Kurz gesagt: Jede Blutgasanalyse lässt sich in vier festen Schritten lösen: pH beurteilen, die primäre Störung über pCO2 und Bikarbonat zuordnen, die erwartete Kompensation prüfen und bei metabolischer Azidose die Anionenlücke berechnen. Wer diese Reihenfolge einhält, erkennt auch gemischte Störungen – und fällt nicht auf scheinbar normale pH-Werte herein, hinter denen sich zwei gegenläufige Prozesse verstecken.

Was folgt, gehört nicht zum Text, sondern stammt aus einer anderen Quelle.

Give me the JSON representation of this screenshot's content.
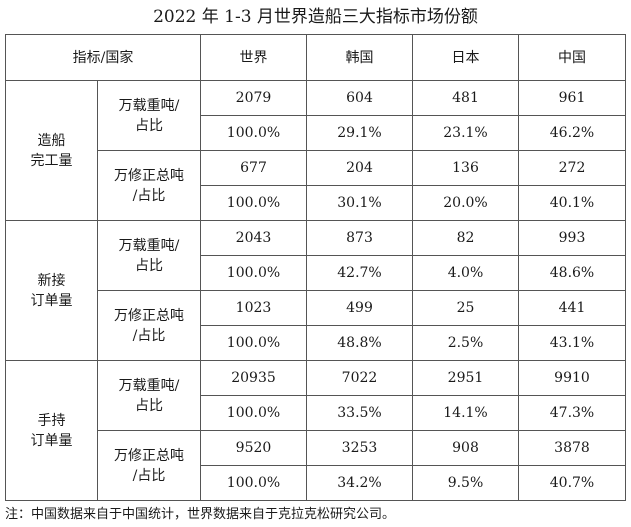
{
  "title": "2022 年 1-3 月世界造船三大指标市场份额",
  "header": [
    "指标/国家",
    "世界",
    "韩国",
    "日本",
    "中国"
  ],
  "sections": [
    {
      "category": [
        "造船",
        "完工量"
      ],
      "groups": [
        {
          "unit": [
            "万载重吨/",
            "占比"
          ],
          "volume": [
            "2079",
            "604",
            "481",
            "961"
          ],
          "share": [
            "100.0%",
            "29.1%",
            "23.1%",
            "46.2%"
          ]
        },
        {
          "unit": [
            "万修正总吨",
            "/占比"
          ],
          "volume": [
            "677",
            "204",
            "136",
            "272"
          ],
          "share": [
            "100.0%",
            "30.1%",
            "20.0%",
            "40.1%"
          ]
        }
      ]
    },
    {
      "category": [
        "新接",
        "订单量"
      ],
      "groups": [
        {
          "unit": [
            "万载重吨/",
            "占比"
          ],
          "volume": [
            "2043",
            "873",
            "82",
            "993"
          ],
          "share": [
            "100.0%",
            "42.7%",
            "4.0%",
            "48.6%"
          ]
        },
        {
          "unit": [
            "万修正总吨",
            "/占比"
          ],
          "volume": [
            "1023",
            "499",
            "25",
            "441"
          ],
          "share": [
            "100.0%",
            "48.8%",
            "2.5%",
            "43.1%"
          ]
        }
      ]
    },
    {
      "category": [
        "手持",
        "订单量"
      ],
      "groups": [
        {
          "unit": [
            "万载重吨/",
            "占比"
          ],
          "volume": [
            "20935",
            "7022",
            "2951",
            "9910"
          ],
          "share": [
            "100.0%",
            "33.5%",
            "14.1%",
            "47.3%"
          ]
        },
        {
          "unit": [
            "万修正总吨",
            "/占比"
          ],
          "volume": [
            "9520",
            "3253",
            "908",
            "3878"
          ],
          "share": [
            "100.0%",
            "34.2%",
            "9.5%",
            "40.7%"
          ]
        }
      ]
    }
  ],
  "note": "注：中国数据来自于中国统计，世界数据来自于克拉克松研究公司。"
}
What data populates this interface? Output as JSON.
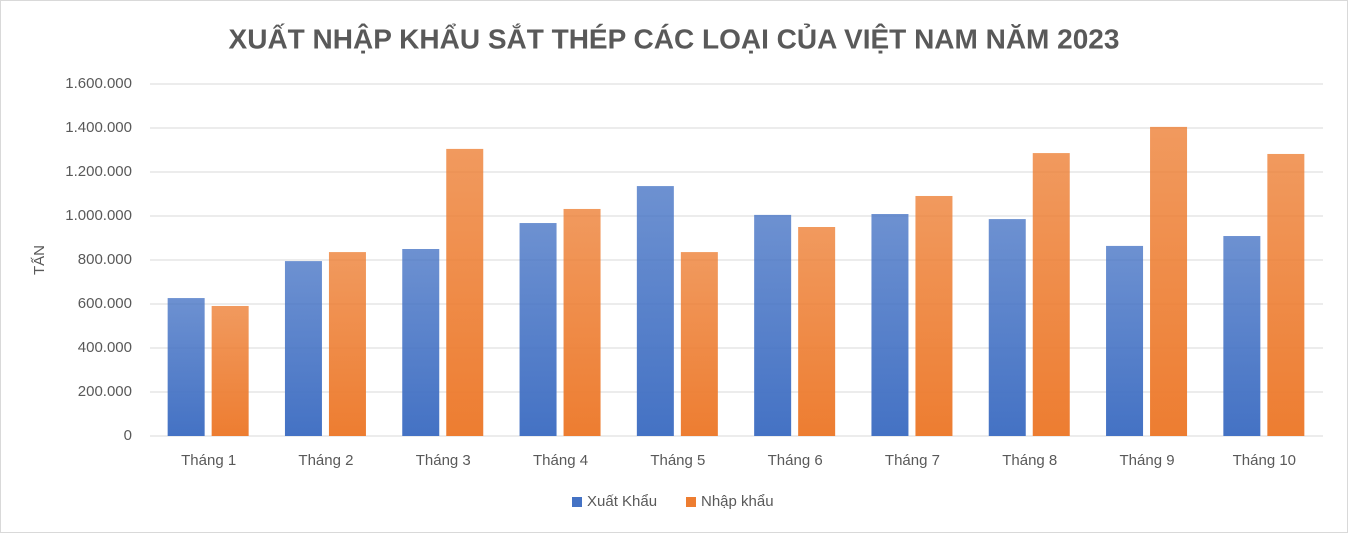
{
  "chart_data": {
    "type": "bar",
    "title": "XUẤT NHẬP KHẨU SẮT THÉP CÁC LOẠI CỦA VIỆT NAM NĂM 2023",
    "y_label": "TẤN",
    "categories": [
      "Tháng 1",
      "Tháng 2",
      "Tháng 3",
      "Tháng 4",
      "Tháng 5",
      "Tháng 6",
      "Tháng 7",
      "Tháng 8",
      "Tháng 9",
      "Tháng 10"
    ],
    "series": [
      {
        "name": "Xuất Khẩu",
        "color": "#4472c4",
        "values": [
          627000,
          795000,
          850000,
          968000,
          1136000,
          1005000,
          1009000,
          986000,
          864000,
          909000
        ]
      },
      {
        "name": "Nhập khẩu",
        "color": "#ed7d31",
        "values": [
          591000,
          836000,
          1305000,
          1032000,
          836000,
          950000,
          1091000,
          1286000,
          1405000,
          1282000
        ]
      }
    ],
    "ylim": [
      0,
      1600000
    ],
    "yticks": [
      0,
      {
        "value": 200000,
        "label": "200.000"
      },
      {
        "value": 400000,
        "label": "400.000"
      },
      {
        "value": 600000,
        "label": "600.000"
      },
      {
        "value": 800000,
        "label": "800.000"
      },
      {
        "value": 1000000,
        "label": "1.000.000"
      },
      {
        "value": 1200000,
        "label": "1.200.000"
      },
      {
        "value": 1400000,
        "label": "1.400.000"
      },
      {
        "value": 1600000,
        "label": "1.600.000"
      }
    ],
    "grid": true,
    "legend": "bottom"
  }
}
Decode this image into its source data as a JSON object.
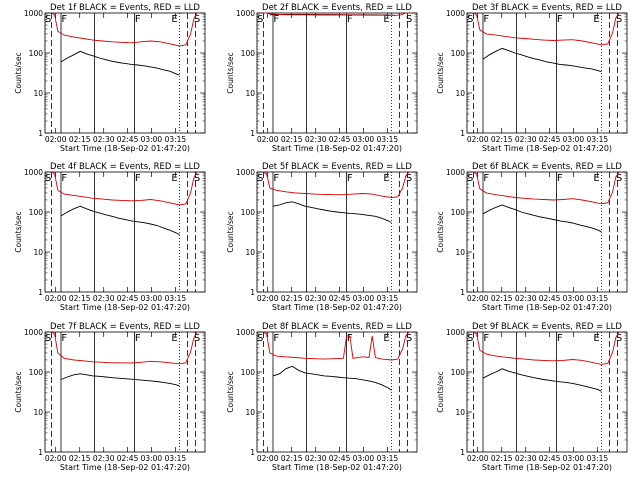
{
  "chart_data": [
    {
      "type": "line",
      "title": "Det 1f BLACK = Events, RED = LLD",
      "xlabel": "Start Time (18-Sep-02 01:47:20)",
      "ylabel": "Counts/sec",
      "yscale": "log",
      "ylim": [
        1,
        1000
      ],
      "y_ticks": [
        "1",
        "10",
        "100",
        "1000"
      ],
      "x_ticks": [
        "02:00",
        "02:15",
        "02:30",
        "02:45",
        "03:00",
        "03:15"
      ],
      "segment_labels": [
        "S",
        "F",
        "F",
        "E",
        "S"
      ],
      "colors": {
        "events": "#000000",
        "lld": "#dd0000"
      },
      "series": [
        {
          "name": "Events",
          "x": [
            0.1,
            0.14,
            0.18,
            0.22,
            0.26,
            0.3,
            0.34,
            0.38,
            0.42,
            0.46,
            0.5,
            0.54,
            0.58,
            0.62,
            0.66,
            0.7,
            0.74,
            0.78,
            0.82,
            0.84
          ],
          "values": [
            60,
            75,
            90,
            110,
            95,
            85,
            75,
            68,
            62,
            58,
            55,
            52,
            50,
            48,
            45,
            42,
            38,
            35,
            30,
            28
          ]
        },
        {
          "name": "LLD",
          "x": [
            0.04,
            0.06,
            0.08,
            0.12,
            0.18,
            0.24,
            0.3,
            0.36,
            0.42,
            0.48,
            0.54,
            0.6,
            0.66,
            0.72,
            0.78,
            0.84,
            0.88,
            0.91,
            0.93,
            0.95
          ],
          "values": [
            1000,
            900,
            350,
            280,
            250,
            230,
            210,
            200,
            190,
            185,
            180,
            190,
            200,
            190,
            170,
            150,
            160,
            300,
            700,
            1000
          ]
        }
      ]
    },
    {
      "type": "line",
      "title": "Det 2f BLACK = Events, RED = LLD",
      "xlabel": "Start Time (18-Sep-02 01:47:20)",
      "ylabel": "Counts/sec",
      "yscale": "log",
      "ylim": [
        1,
        1000
      ],
      "y_ticks": [
        "1",
        "10",
        "100",
        "1000"
      ],
      "x_ticks": [
        "02:00",
        "02:15",
        "02:30",
        "02:45",
        "03:00",
        "03:15"
      ],
      "segment_labels": [
        "S",
        "F",
        "F",
        "E",
        "S"
      ],
      "colors": {
        "events": "#000000",
        "lld": "#dd0000"
      },
      "series": [
        {
          "name": "Events",
          "x": [
            0.08,
            0.18,
            0.28,
            0.38,
            0.48,
            0.58,
            0.68,
            0.78,
            0.86
          ],
          "values": [
            900,
            920,
            920,
            910,
            910,
            900,
            900,
            890,
            880
          ]
        },
        {
          "name": "LLD",
          "x": [
            0.04,
            0.06,
            0.08,
            0.18,
            0.28,
            0.38,
            0.48,
            0.58,
            0.68,
            0.78,
            0.86,
            0.9,
            0.93,
            0.95
          ],
          "values": [
            1000,
            1000,
            950,
            900,
            900,
            890,
            890,
            890,
            880,
            880,
            870,
            900,
            1000,
            1000
          ]
        }
      ]
    },
    {
      "type": "line",
      "title": "Det 3f BLACK = Events, RED = LLD",
      "xlabel": "Start Time (18-Sep-02 01:47:20)",
      "ylabel": "Counts/sec",
      "yscale": "log",
      "ylim": [
        1,
        1000
      ],
      "y_ticks": [
        "1",
        "10",
        "100",
        "1000"
      ],
      "x_ticks": [
        "02:00",
        "02:15",
        "02:30",
        "02:45",
        "03:00",
        "03:15"
      ],
      "segment_labels": [
        "S",
        "F",
        "F",
        "E",
        "S"
      ],
      "colors": {
        "events": "#000000",
        "lld": "#dd0000"
      },
      "series": [
        {
          "name": "Events",
          "x": [
            0.1,
            0.14,
            0.18,
            0.22,
            0.26,
            0.3,
            0.34,
            0.38,
            0.42,
            0.46,
            0.5,
            0.54,
            0.58,
            0.62,
            0.66,
            0.7,
            0.74,
            0.78,
            0.82,
            0.84
          ],
          "values": [
            70,
            90,
            110,
            130,
            115,
            100,
            90,
            80,
            72,
            66,
            60,
            56,
            52,
            50,
            48,
            45,
            42,
            40,
            36,
            34
          ]
        },
        {
          "name": "LLD",
          "x": [
            0.04,
            0.06,
            0.08,
            0.12,
            0.18,
            0.24,
            0.3,
            0.36,
            0.42,
            0.48,
            0.54,
            0.6,
            0.66,
            0.72,
            0.78,
            0.84,
            0.88,
            0.91,
            0.93,
            0.95
          ],
          "values": [
            1000,
            900,
            380,
            300,
            280,
            260,
            240,
            230,
            220,
            210,
            205,
            210,
            215,
            200,
            180,
            160,
            170,
            320,
            750,
            1000
          ]
        }
      ]
    },
    {
      "type": "line",
      "title": "Det 4f BLACK = Events, RED = LLD",
      "xlabel": "Start Time (18-Sep-02 01:47:20)",
      "ylabel": "Counts/sec",
      "yscale": "log",
      "ylim": [
        1,
        1000
      ],
      "y_ticks": [
        "1",
        "10",
        "100",
        "1000"
      ],
      "x_ticks": [
        "02:00",
        "02:15",
        "02:30",
        "02:45",
        "03:00",
        "03:15"
      ],
      "segment_labels": [
        "S",
        "F",
        "F",
        "E",
        "S"
      ],
      "colors": {
        "events": "#000000",
        "lld": "#dd0000"
      },
      "series": [
        {
          "name": "Events",
          "x": [
            0.1,
            0.14,
            0.18,
            0.22,
            0.26,
            0.3,
            0.34,
            0.38,
            0.42,
            0.46,
            0.5,
            0.54,
            0.58,
            0.62,
            0.66,
            0.7,
            0.74,
            0.78,
            0.82,
            0.84
          ],
          "values": [
            80,
            100,
            120,
            140,
            120,
            105,
            95,
            85,
            78,
            70,
            65,
            60,
            57,
            54,
            50,
            46,
            40,
            35,
            30,
            27
          ]
        },
        {
          "name": "LLD",
          "x": [
            0.04,
            0.06,
            0.08,
            0.12,
            0.18,
            0.24,
            0.3,
            0.36,
            0.42,
            0.48,
            0.54,
            0.6,
            0.66,
            0.72,
            0.78,
            0.84,
            0.88,
            0.91,
            0.93,
            0.95
          ],
          "values": [
            1000,
            900,
            350,
            280,
            260,
            240,
            220,
            210,
            200,
            195,
            190,
            195,
            205,
            190,
            170,
            150,
            160,
            300,
            700,
            1000
          ]
        }
      ]
    },
    {
      "type": "line",
      "title": "Det 5f BLACK = Events, RED = LLD",
      "xlabel": "Start Time (18-Sep-02 01:47:20)",
      "ylabel": "Counts/sec",
      "yscale": "log",
      "ylim": [
        1,
        1000
      ],
      "y_ticks": [
        "1",
        "10",
        "100",
        "1000"
      ],
      "x_ticks": [
        "02:00",
        "02:15",
        "02:30",
        "02:45",
        "03:00",
        "03:15"
      ],
      "segment_labels": [
        "S",
        "F",
        "F",
        "E",
        "S"
      ],
      "colors": {
        "events": "#000000",
        "lld": "#dd0000"
      },
      "series": [
        {
          "name": "Events",
          "x": [
            0.1,
            0.14,
            0.18,
            0.22,
            0.26,
            0.3,
            0.34,
            0.38,
            0.42,
            0.46,
            0.5,
            0.54,
            0.58,
            0.62,
            0.66,
            0.7,
            0.74,
            0.78,
            0.82,
            0.84
          ],
          "values": [
            140,
            150,
            170,
            180,
            160,
            140,
            130,
            120,
            112,
            105,
            100,
            96,
            92,
            90,
            86,
            82,
            78,
            70,
            60,
            55
          ]
        },
        {
          "name": "LLD",
          "x": [
            0.04,
            0.06,
            0.08,
            0.12,
            0.18,
            0.24,
            0.3,
            0.36,
            0.42,
            0.48,
            0.54,
            0.6,
            0.66,
            0.72,
            0.78,
            0.84,
            0.88,
            0.91,
            0.93,
            0.95
          ],
          "values": [
            1000,
            900,
            400,
            350,
            320,
            300,
            290,
            280,
            275,
            270,
            270,
            280,
            290,
            280,
            250,
            230,
            240,
            400,
            800,
            1000
          ]
        }
      ]
    },
    {
      "type": "line",
      "title": "Det 6f BLACK = Events, RED = LLD",
      "xlabel": "Start Time (18-Sep-02 01:47:20)",
      "ylabel": "Counts/sec",
      "yscale": "log",
      "ylim": [
        1,
        1000
      ],
      "y_ticks": [
        "1",
        "10",
        "100",
        "1000"
      ],
      "x_ticks": [
        "02:00",
        "02:15",
        "02:30",
        "02:45",
        "03:00",
        "03:15"
      ],
      "segment_labels": [
        "S",
        "F",
        "F",
        "E",
        "S"
      ],
      "colors": {
        "events": "#000000",
        "lld": "#dd0000"
      },
      "series": [
        {
          "name": "Events",
          "x": [
            0.1,
            0.14,
            0.18,
            0.22,
            0.26,
            0.3,
            0.34,
            0.38,
            0.42,
            0.46,
            0.5,
            0.54,
            0.58,
            0.62,
            0.66,
            0.7,
            0.74,
            0.78,
            0.82,
            0.84
          ],
          "values": [
            90,
            110,
            130,
            150,
            130,
            115,
            100,
            90,
            82,
            75,
            70,
            65,
            60,
            57,
            53,
            48,
            44,
            40,
            35,
            32
          ]
        },
        {
          "name": "LLD",
          "x": [
            0.04,
            0.06,
            0.08,
            0.12,
            0.18,
            0.24,
            0.3,
            0.36,
            0.42,
            0.48,
            0.54,
            0.6,
            0.66,
            0.72,
            0.78,
            0.84,
            0.88,
            0.91,
            0.93,
            0.95
          ],
          "values": [
            1000,
            900,
            380,
            300,
            270,
            250,
            230,
            220,
            210,
            205,
            200,
            205,
            215,
            200,
            180,
            160,
            170,
            320,
            750,
            1000
          ]
        }
      ]
    },
    {
      "type": "line",
      "title": "Det 7f BLACK = Events, RED = LLD",
      "xlabel": "Start Time (18-Sep-02 01:47:20)",
      "ylabel": "Counts/sec",
      "yscale": "log",
      "ylim": [
        1,
        1000
      ],
      "y_ticks": [
        "1",
        "10",
        "100",
        "1000"
      ],
      "x_ticks": [
        "02:00",
        "02:15",
        "02:30",
        "02:45",
        "03:00",
        "03:15"
      ],
      "segment_labels": [
        "S",
        "F",
        "F",
        "E",
        "S"
      ],
      "colors": {
        "events": "#000000",
        "lld": "#dd0000"
      },
      "series": [
        {
          "name": "Events",
          "x": [
            0.1,
            0.14,
            0.18,
            0.22,
            0.26,
            0.3,
            0.34,
            0.38,
            0.42,
            0.46,
            0.5,
            0.54,
            0.58,
            0.62,
            0.66,
            0.7,
            0.74,
            0.78,
            0.82,
            0.84
          ],
          "values": [
            65,
            75,
            85,
            90,
            85,
            80,
            78,
            75,
            72,
            70,
            68,
            66,
            64,
            62,
            60,
            58,
            55,
            52,
            48,
            45
          ]
        },
        {
          "name": "LLD",
          "x": [
            0.04,
            0.06,
            0.08,
            0.12,
            0.18,
            0.24,
            0.3,
            0.36,
            0.42,
            0.48,
            0.54,
            0.6,
            0.66,
            0.72,
            0.78,
            0.84,
            0.88,
            0.91,
            0.93,
            0.95
          ],
          "values": [
            1000,
            900,
            300,
            220,
            200,
            190,
            180,
            175,
            170,
            170,
            168,
            175,
            185,
            180,
            170,
            160,
            170,
            320,
            700,
            1000
          ]
        }
      ]
    },
    {
      "type": "line",
      "title": "Det 8f BLACK = Events, RED = LLD",
      "xlabel": "Start Time (18-Sep-02 01:47:20)",
      "ylabel": "Counts/sec",
      "yscale": "log",
      "ylim": [
        1,
        1000
      ],
      "y_ticks": [
        "1",
        "10",
        "100",
        "1000"
      ],
      "x_ticks": [
        "02:00",
        "02:15",
        "02:30",
        "02:45",
        "03:00",
        "03:15"
      ],
      "segment_labels": [
        "S",
        "F",
        "F",
        "E",
        "S"
      ],
      "colors": {
        "events": "#000000",
        "lld": "#dd0000"
      },
      "series": [
        {
          "name": "Events",
          "x": [
            0.1,
            0.14,
            0.18,
            0.22,
            0.26,
            0.3,
            0.34,
            0.38,
            0.42,
            0.46,
            0.5,
            0.54,
            0.58,
            0.62,
            0.66,
            0.7,
            0.74,
            0.78,
            0.82,
            0.84
          ],
          "values": [
            80,
            90,
            120,
            140,
            110,
            95,
            90,
            85,
            80,
            78,
            75,
            72,
            70,
            68,
            64,
            60,
            55,
            48,
            40,
            35
          ]
        },
        {
          "name": "LLD",
          "x": [
            0.04,
            0.06,
            0.08,
            0.12,
            0.18,
            0.24,
            0.3,
            0.36,
            0.42,
            0.48,
            0.54,
            0.56,
            0.58,
            0.6,
            0.66,
            0.7,
            0.72,
            0.74,
            0.78,
            0.84,
            0.88,
            0.91,
            0.93,
            0.95
          ],
          "values": [
            1000,
            900,
            300,
            250,
            240,
            230,
            220,
            215,
            210,
            215,
            220,
            800,
            800,
            220,
            240,
            230,
            800,
            230,
            210,
            200,
            210,
            380,
            800,
            1000
          ]
        }
      ]
    },
    {
      "type": "line",
      "title": "Det 9f BLACK = Events, RED = LLD",
      "xlabel": "Start Time (18-Sep-02 01:47:20)",
      "ylabel": "Counts/sec",
      "yscale": "log",
      "ylim": [
        1,
        1000
      ],
      "y_ticks": [
        "1",
        "10",
        "100",
        "1000"
      ],
      "x_ticks": [
        "02:00",
        "02:15",
        "02:30",
        "02:45",
        "03:00",
        "03:15"
      ],
      "segment_labels": [
        "S",
        "F",
        "F",
        "E",
        "S"
      ],
      "colors": {
        "events": "#000000",
        "lld": "#dd0000"
      },
      "series": [
        {
          "name": "Events",
          "x": [
            0.1,
            0.14,
            0.18,
            0.22,
            0.26,
            0.3,
            0.34,
            0.38,
            0.42,
            0.46,
            0.5,
            0.54,
            0.58,
            0.62,
            0.66,
            0.7,
            0.74,
            0.78,
            0.82,
            0.84
          ],
          "values": [
            70,
            85,
            100,
            120,
            105,
            95,
            85,
            78,
            72,
            67,
            63,
            60,
            57,
            55,
            52,
            48,
            44,
            40,
            36,
            33
          ]
        },
        {
          "name": "LLD",
          "x": [
            0.04,
            0.06,
            0.08,
            0.12,
            0.18,
            0.24,
            0.3,
            0.36,
            0.42,
            0.48,
            0.54,
            0.6,
            0.66,
            0.72,
            0.78,
            0.84,
            0.88,
            0.91,
            0.93,
            0.95
          ],
          "values": [
            1000,
            900,
            350,
            280,
            250,
            235,
            220,
            210,
            200,
            195,
            190,
            195,
            205,
            195,
            175,
            155,
            165,
            310,
            720,
            1000
          ]
        }
      ]
    }
  ]
}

Nachtdienst auf der internistischen Station, ein Patient mit Erbrechen seit drei Tagen, dazu ein Diuretikum in der Hausmedikation und ein Infekt. Die BGA liegt auf dem Tisch, der pH ist fast normal, das Bikarbonat hoch, das pCO2 ebenfalls. Die naheliegende Antwort – alles unauffällig – ist die falsche. Genau solche Fälle tauchen im M2 und im mündlichen Examen auf, weil sie zeigen, ob du eine Systematik hast oder nur Muster wiedererkennst. Die gute Nachricht: Die Systematik passt auf eine Karteikarte.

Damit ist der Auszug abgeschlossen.